Brooklyn Eagle (February 18, 1943)
Editorial: Report on ‘Negroes and war’ by OWI is most constructive
Few of the publications issued by the government’s Office of War Information as thoroughly justifies the work of that much-debated organization as its recent report on “Negroes and the War,” particularly the introduction written by Chandler Owen, who has gained a place as one of the nation’s most reliable and able Negro publicists. Facts and figures, not mere pious or sentimental theories, are given in a handy, interesting way, to prove what may justly be termed the splendid, bright, and hopeful side of the case for Uncle Sam in regard to this nation’s treatment of one of its largest and in some respects most unfortunately handicapped minorities, the Negroes.
It is a case being at present widely debated with more heat than light; and often on the basis of isolated, but undeniable and tragic instances of harsh treatment, or bigoted racial discrimination, with neglect, or ignorance, of the situation as a whole.
As President Roosevelt said in a press conference after his return from Africa, including his visit to the Negro Republic of Liberia, although European nations have controlled that continent with its teeming millions of colored races, since before Columbus came to America, even today the natives in the vast majority are as illiterate, and live on as primitive a scale, as many centuries ago.
In the United States, on the other hand, the Negroes, in spite of the slavery epoch, and their disabilities and troubles since then, which still persist, have registered a great improvement, on a larger scale, than any people, in any time or place recorded in history – considering the point at which their civilized development began.
Socially, economically, and even politically, though this line, perhaps, is the least successfully traced, Negro progress in the United States has been nothing short of tremendous.

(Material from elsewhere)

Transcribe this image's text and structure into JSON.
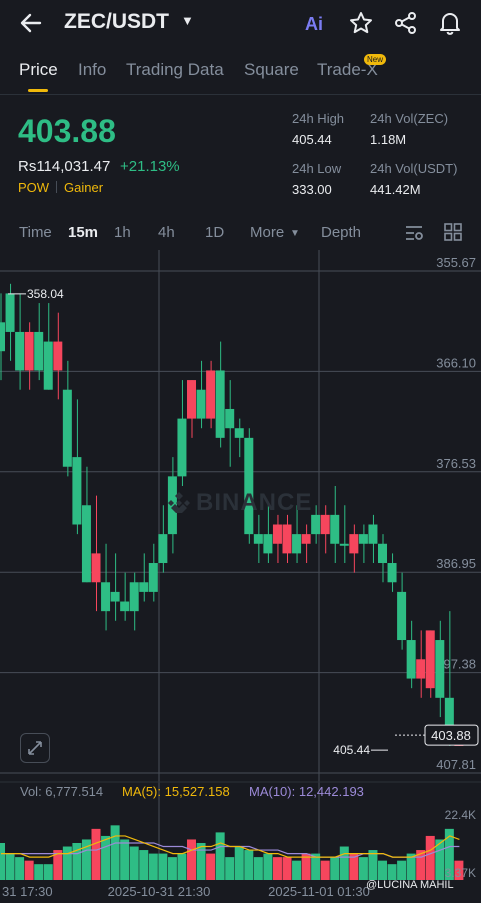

In 1890, for example, there were some 12,000 Negro clergymen, but in 1930, 25,000. Teachers, in the same period, rose from 15,000 to 50,000; doctors from 200 to nearly 4,000; lawyers and judges from 400 odd to more than a thousand. Today, hundreds of colleges are exclusively their own, and many large general universities are open to them. In 1916, only 1,700 Negro students were taking college courses. In 1941, 40,000 were enrolled. Now most of these latter youths are in the armed services, or war work.
That the great majority of American Negroes are patriotic, and conscious that the nation’s war against Hitlerism and its racial bigotry is also their own war, cannot seriously be questioned by those who know the truth. Much remains to be done to develop the great work already well started. That necessary work will be aided by the wide diffusion of such constructive facts as are contained in the report of the Office of War Information.